X_{i + 1} = aX_{i} + c \hspace{0.2cm} mod \hspace{0.2cm} m

where,

X, is the sequence of pseudo-random numbers
m, ( > 0) the modulus
a, (0, m) the multiplier
c, (0, m) the increment
X0 [0, m) – Initial value of sequence known as seed

m, a, c, and X0 should be chosen appropriately to get a period almost equal to m. 

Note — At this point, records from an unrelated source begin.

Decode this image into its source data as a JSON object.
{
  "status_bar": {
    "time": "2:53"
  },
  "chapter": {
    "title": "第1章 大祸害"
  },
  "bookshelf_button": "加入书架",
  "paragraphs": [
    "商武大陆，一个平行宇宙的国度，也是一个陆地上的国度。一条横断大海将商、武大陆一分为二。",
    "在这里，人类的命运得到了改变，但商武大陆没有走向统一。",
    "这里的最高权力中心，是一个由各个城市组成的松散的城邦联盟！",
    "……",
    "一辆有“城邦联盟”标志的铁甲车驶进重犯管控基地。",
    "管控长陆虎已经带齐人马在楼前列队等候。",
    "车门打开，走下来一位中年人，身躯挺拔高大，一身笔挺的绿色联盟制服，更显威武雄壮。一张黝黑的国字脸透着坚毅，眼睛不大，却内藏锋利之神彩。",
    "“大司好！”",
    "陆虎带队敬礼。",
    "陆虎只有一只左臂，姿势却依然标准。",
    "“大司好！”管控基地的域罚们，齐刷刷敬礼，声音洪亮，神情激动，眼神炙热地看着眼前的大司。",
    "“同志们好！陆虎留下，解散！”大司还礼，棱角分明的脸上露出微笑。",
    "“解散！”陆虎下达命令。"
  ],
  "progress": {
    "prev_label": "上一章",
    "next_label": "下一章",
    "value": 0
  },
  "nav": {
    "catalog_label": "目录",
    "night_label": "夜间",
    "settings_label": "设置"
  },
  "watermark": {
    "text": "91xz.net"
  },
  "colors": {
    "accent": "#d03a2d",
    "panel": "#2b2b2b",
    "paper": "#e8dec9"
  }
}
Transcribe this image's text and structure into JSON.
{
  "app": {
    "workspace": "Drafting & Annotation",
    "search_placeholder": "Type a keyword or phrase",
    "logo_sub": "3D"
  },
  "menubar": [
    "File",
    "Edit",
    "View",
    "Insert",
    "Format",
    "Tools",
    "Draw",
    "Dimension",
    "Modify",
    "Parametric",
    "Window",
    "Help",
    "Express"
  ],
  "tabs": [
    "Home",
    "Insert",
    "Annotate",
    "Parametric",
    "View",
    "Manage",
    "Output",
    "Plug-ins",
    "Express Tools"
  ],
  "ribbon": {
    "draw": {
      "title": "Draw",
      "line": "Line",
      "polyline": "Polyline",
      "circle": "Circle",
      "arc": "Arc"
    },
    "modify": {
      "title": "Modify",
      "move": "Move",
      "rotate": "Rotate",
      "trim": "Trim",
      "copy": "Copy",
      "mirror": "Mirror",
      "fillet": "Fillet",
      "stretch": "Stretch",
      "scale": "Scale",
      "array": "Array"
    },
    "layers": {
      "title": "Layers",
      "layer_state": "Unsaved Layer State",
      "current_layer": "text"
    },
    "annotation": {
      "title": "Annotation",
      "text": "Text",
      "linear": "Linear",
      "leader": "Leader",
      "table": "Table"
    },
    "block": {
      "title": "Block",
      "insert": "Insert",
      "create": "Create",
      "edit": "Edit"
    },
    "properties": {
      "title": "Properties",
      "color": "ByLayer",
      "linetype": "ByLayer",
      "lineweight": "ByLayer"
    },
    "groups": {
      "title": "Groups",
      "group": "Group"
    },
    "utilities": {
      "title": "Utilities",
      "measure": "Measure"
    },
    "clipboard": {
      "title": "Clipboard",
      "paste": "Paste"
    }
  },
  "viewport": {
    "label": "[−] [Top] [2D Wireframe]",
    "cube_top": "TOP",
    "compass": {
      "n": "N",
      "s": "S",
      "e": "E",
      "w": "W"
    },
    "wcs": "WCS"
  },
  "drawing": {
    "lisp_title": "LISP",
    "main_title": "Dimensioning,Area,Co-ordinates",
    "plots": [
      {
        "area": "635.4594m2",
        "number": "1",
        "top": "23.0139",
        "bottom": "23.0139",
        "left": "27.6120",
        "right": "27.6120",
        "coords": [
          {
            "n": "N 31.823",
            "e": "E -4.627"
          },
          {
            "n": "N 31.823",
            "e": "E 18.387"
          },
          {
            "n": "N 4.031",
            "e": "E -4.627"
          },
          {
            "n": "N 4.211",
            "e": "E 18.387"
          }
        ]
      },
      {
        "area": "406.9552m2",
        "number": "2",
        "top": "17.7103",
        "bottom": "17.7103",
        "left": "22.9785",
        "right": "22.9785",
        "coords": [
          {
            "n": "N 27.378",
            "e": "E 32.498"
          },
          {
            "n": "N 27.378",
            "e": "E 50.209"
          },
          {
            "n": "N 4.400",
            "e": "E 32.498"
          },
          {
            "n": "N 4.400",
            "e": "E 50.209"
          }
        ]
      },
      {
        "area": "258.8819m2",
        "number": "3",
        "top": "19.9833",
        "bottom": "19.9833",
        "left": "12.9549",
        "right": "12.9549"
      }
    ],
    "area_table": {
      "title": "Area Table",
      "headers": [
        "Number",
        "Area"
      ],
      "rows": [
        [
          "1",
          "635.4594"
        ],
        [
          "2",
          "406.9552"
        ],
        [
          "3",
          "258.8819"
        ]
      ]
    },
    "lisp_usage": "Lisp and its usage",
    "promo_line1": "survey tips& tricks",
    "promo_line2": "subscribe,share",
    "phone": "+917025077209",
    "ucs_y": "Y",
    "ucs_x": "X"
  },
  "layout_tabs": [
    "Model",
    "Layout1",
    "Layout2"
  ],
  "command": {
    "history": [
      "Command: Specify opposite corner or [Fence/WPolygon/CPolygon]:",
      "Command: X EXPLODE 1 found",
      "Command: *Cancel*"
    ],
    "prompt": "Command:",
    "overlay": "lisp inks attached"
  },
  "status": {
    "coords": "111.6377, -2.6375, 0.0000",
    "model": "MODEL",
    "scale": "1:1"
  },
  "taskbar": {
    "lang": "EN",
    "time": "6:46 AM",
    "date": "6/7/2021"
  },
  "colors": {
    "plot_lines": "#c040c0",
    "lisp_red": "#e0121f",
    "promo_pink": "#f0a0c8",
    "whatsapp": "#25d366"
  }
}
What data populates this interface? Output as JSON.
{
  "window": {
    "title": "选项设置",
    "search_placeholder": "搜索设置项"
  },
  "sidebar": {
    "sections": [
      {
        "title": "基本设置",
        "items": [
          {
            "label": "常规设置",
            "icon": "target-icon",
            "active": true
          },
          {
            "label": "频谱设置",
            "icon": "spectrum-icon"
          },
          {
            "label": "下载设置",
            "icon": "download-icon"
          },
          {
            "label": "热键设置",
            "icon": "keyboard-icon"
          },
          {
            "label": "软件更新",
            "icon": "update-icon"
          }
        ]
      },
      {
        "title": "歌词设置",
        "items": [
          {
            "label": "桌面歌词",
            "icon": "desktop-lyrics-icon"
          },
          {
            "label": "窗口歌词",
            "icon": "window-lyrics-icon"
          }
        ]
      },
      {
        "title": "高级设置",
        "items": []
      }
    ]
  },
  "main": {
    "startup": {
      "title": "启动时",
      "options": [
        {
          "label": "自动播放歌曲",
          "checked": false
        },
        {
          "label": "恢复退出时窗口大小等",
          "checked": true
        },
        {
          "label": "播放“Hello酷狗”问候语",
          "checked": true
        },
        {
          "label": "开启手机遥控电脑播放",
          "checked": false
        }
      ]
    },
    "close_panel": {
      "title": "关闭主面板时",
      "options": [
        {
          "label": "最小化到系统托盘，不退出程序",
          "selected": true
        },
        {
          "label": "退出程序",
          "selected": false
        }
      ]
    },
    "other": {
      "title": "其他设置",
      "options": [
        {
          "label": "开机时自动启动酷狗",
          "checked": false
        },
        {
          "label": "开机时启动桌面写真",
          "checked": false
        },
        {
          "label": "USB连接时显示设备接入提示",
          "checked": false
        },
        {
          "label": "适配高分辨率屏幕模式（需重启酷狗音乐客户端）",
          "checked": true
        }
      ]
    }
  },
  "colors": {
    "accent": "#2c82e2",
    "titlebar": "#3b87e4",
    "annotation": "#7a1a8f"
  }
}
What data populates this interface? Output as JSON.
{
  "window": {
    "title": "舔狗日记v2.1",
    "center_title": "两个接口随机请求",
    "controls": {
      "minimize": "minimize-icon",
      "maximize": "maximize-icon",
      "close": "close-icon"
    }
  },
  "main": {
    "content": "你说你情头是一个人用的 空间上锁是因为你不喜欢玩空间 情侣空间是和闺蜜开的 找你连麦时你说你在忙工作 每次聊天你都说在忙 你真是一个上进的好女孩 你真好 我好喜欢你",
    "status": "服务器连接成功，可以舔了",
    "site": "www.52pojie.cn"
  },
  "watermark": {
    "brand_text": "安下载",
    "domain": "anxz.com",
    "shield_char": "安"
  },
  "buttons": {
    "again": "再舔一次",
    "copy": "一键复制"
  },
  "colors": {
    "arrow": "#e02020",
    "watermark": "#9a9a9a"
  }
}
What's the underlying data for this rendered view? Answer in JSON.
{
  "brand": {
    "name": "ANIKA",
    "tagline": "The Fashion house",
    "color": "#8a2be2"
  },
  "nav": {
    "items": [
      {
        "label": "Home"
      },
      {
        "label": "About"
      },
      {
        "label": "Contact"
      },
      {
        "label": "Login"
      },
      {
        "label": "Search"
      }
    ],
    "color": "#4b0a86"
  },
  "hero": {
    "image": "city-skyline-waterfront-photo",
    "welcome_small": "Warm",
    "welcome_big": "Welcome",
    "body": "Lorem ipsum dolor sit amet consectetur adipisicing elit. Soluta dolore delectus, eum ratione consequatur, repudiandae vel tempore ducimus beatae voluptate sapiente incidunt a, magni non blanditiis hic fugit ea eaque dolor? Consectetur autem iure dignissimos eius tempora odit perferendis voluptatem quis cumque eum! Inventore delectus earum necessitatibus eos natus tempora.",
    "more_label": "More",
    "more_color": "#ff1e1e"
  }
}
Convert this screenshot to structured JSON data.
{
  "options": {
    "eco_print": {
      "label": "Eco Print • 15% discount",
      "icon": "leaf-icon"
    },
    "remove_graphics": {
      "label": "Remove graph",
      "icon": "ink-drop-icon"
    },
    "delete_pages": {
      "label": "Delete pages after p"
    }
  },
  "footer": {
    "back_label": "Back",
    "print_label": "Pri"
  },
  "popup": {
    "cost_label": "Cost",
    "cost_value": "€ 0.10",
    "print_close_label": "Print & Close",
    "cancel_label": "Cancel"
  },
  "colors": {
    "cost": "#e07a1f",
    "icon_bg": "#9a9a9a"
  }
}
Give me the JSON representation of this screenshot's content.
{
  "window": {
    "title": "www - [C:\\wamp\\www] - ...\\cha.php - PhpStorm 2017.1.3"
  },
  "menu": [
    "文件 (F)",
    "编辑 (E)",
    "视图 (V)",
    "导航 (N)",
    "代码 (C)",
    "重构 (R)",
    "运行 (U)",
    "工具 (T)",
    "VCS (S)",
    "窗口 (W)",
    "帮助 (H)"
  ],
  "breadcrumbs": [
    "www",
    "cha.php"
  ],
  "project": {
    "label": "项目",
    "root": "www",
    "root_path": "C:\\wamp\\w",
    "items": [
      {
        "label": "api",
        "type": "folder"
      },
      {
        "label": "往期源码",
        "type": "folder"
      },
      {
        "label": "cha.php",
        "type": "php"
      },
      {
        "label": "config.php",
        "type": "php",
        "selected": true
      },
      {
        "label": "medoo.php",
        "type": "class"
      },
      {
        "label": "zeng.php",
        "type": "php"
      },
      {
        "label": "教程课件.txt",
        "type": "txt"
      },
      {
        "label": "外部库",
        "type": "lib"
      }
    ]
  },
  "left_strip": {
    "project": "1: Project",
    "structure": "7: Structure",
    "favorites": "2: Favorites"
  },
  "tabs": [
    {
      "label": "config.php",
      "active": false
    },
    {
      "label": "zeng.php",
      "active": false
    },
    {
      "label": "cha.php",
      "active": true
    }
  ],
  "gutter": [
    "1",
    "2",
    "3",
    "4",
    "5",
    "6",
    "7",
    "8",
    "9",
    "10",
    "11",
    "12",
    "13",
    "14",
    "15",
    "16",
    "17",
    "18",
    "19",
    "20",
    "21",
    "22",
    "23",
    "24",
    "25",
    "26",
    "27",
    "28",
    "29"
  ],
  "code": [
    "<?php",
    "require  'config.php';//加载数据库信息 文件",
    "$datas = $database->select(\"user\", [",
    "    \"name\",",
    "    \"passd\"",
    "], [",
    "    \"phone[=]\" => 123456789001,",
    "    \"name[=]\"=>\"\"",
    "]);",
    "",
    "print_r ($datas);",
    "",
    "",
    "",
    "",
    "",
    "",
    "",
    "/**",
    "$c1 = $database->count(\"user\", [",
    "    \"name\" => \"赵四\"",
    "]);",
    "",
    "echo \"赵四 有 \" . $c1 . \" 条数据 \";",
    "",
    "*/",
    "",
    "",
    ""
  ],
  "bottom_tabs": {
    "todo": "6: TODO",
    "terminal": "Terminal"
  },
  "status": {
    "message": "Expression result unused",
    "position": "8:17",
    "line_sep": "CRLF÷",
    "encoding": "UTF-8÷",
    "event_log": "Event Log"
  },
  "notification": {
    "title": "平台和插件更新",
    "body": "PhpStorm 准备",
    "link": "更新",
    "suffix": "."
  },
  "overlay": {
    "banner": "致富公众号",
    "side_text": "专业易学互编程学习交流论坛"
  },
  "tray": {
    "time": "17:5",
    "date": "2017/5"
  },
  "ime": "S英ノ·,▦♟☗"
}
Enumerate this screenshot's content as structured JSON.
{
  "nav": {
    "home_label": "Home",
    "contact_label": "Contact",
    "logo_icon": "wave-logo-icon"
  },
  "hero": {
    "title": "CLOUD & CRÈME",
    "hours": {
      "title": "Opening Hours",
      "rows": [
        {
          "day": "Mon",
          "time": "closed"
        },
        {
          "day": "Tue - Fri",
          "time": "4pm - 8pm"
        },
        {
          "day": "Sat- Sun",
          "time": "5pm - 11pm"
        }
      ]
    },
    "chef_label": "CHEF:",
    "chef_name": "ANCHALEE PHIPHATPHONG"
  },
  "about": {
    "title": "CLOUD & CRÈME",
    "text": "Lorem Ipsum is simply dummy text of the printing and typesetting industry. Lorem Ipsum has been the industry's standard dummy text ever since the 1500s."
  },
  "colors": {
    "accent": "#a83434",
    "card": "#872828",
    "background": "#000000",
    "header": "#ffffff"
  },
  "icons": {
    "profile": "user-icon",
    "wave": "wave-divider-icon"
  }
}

For a = 1, it will be the additive congruence method.
For c = 0, it will be the multiplicative congruence method. 

 


Approach: 

  • Choose the seed value X0, Modulus parameter m, Multiplier term a, and increment term c.
  • Initialize the required amount of random numbers to generate (say, an integer variable noOfRandomNums).
  • Define a storage to keep the generated random numbers (here, vector is considered) of size noOfRandomNums.
  • Initialize the 0th index of the vector with the seed value.
  • For rest of the indexes follow the Linear Congruential Method to generate the random numbers.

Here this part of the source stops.